Editor’s Note: This article was originally published by The Art Newspaper, an editorial partner of CNN Style.
“City,” a vast complex of outdoor structures and landmasses the land artist Michael Heizer began constructing in the desert of Nevada in 1970, will finally begin welcoming public visitors next month. The site’s opening on September 2, more than 50 years after work at the site began, marks the fulfillment of Heizer’s most ambitious and career-defining project.
“City” has been described as quite possibly the largest contemporary artwork on the planet, stretching more than a mile and a half long and half a mile wide, evoking the scale of ancient sites like Native American mounds, Mesoamerican metropolises and Egyptian devotional complexes. It is situated in the remote Basin and Range National Monument in central eastern Nevada, within the ancestral lands of the Nuwu (Southern Paiute) and Newe (Western Shoshoni), around 160 miles north of Las Vegas.

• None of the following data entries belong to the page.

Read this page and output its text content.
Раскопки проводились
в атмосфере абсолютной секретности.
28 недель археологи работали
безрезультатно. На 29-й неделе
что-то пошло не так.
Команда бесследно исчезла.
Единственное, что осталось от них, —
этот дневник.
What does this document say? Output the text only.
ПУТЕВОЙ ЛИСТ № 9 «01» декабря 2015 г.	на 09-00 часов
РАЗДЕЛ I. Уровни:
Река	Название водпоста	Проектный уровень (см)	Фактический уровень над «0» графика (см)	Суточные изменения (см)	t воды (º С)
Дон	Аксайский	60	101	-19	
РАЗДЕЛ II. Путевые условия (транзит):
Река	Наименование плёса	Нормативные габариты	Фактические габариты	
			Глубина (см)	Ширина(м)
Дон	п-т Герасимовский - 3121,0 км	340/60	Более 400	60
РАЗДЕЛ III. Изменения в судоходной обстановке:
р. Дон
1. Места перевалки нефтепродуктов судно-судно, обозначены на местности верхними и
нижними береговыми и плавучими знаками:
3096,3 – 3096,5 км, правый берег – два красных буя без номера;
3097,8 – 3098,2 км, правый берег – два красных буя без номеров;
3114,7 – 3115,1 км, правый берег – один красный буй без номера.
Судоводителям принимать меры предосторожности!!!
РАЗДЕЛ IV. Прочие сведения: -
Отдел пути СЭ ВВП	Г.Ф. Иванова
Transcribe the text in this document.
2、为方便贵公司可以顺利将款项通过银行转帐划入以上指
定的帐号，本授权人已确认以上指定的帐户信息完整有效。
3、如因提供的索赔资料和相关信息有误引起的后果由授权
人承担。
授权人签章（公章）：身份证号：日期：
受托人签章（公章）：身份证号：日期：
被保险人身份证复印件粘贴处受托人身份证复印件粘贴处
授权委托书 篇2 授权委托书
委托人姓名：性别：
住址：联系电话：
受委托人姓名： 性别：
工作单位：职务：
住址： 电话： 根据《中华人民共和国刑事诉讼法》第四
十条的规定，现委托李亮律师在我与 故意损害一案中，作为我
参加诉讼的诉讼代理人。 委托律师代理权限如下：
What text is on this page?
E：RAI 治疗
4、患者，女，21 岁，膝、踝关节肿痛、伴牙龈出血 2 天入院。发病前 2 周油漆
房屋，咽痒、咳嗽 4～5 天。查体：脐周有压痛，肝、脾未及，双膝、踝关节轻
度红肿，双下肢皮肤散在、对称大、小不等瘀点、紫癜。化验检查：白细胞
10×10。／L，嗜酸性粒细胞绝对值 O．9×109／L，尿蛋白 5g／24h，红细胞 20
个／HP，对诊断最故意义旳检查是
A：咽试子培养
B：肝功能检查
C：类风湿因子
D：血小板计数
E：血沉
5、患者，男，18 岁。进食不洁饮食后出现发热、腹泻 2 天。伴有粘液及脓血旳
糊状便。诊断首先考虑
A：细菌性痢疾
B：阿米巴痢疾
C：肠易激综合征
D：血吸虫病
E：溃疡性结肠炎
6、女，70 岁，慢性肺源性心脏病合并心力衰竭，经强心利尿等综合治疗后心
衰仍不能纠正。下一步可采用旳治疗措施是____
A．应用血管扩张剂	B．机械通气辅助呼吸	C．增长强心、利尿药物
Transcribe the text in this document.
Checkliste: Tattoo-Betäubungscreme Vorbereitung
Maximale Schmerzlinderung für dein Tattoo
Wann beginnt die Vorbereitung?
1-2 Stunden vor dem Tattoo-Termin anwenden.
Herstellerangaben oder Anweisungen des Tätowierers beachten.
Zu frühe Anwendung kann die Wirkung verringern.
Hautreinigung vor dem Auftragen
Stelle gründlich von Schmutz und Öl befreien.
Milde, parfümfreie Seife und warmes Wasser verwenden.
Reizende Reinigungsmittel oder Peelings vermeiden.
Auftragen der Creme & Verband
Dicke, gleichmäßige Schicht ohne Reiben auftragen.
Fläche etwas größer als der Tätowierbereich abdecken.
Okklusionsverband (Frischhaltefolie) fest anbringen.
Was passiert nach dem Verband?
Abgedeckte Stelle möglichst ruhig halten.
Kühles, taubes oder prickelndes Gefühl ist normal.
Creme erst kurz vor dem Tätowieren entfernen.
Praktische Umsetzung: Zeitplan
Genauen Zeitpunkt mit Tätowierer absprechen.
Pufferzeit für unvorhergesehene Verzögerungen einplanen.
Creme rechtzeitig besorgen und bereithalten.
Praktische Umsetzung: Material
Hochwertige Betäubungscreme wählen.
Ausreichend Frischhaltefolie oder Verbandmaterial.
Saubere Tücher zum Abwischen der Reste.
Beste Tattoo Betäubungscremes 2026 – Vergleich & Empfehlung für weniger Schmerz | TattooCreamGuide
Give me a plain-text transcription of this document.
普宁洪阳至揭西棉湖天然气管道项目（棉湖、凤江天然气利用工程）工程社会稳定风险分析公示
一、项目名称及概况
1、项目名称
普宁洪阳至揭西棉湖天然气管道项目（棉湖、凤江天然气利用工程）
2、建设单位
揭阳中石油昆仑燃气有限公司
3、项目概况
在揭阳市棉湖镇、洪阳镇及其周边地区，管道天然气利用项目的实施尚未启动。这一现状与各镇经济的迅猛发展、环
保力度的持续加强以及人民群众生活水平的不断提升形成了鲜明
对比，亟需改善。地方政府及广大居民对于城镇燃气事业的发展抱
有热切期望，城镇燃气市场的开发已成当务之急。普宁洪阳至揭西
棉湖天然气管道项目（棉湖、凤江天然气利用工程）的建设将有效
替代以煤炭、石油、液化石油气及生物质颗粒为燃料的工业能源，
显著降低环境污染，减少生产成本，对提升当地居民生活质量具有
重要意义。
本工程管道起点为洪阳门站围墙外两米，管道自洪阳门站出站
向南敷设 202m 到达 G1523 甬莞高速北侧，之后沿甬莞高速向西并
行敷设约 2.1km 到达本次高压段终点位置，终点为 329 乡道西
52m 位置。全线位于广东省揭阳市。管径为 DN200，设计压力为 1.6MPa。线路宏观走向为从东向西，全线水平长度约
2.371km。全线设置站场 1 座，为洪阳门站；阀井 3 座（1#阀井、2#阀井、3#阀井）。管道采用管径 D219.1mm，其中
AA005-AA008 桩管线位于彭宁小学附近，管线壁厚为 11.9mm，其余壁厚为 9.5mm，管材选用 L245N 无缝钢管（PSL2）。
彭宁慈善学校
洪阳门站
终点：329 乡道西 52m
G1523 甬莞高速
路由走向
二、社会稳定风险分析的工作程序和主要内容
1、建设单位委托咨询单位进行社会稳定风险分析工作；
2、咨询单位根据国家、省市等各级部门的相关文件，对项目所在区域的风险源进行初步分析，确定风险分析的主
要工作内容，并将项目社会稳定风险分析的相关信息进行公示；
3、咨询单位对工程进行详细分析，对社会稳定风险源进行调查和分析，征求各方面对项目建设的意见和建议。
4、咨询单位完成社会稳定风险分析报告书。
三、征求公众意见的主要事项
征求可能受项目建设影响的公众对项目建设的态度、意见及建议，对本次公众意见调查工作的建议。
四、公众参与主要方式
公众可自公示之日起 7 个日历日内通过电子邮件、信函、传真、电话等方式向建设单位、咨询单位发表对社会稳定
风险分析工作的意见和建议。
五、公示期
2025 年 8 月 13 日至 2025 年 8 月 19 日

For the first year of public accessibility, only a limited number of visitors will be admitted, with mandatory advanced registration.
Initially funded by Heizer himself, construction of “City” eventually received the support of many influential collectors, institutions and dealers via the formation in 1998 of the Triple Aught Foundation, which will manage and preserve the site for years to come. The foundation – whose board includes Heizer himself, Los Angeles County Museum of Art director and chief executive Michael Govan, Museum of Modern Art director Glenn D. Lowry, collector and Glenstone co-founder Emily Wei Rales and Gagosian senior director Kara Vander Weg – has established an endowment for City with almost $30 million in initial funding.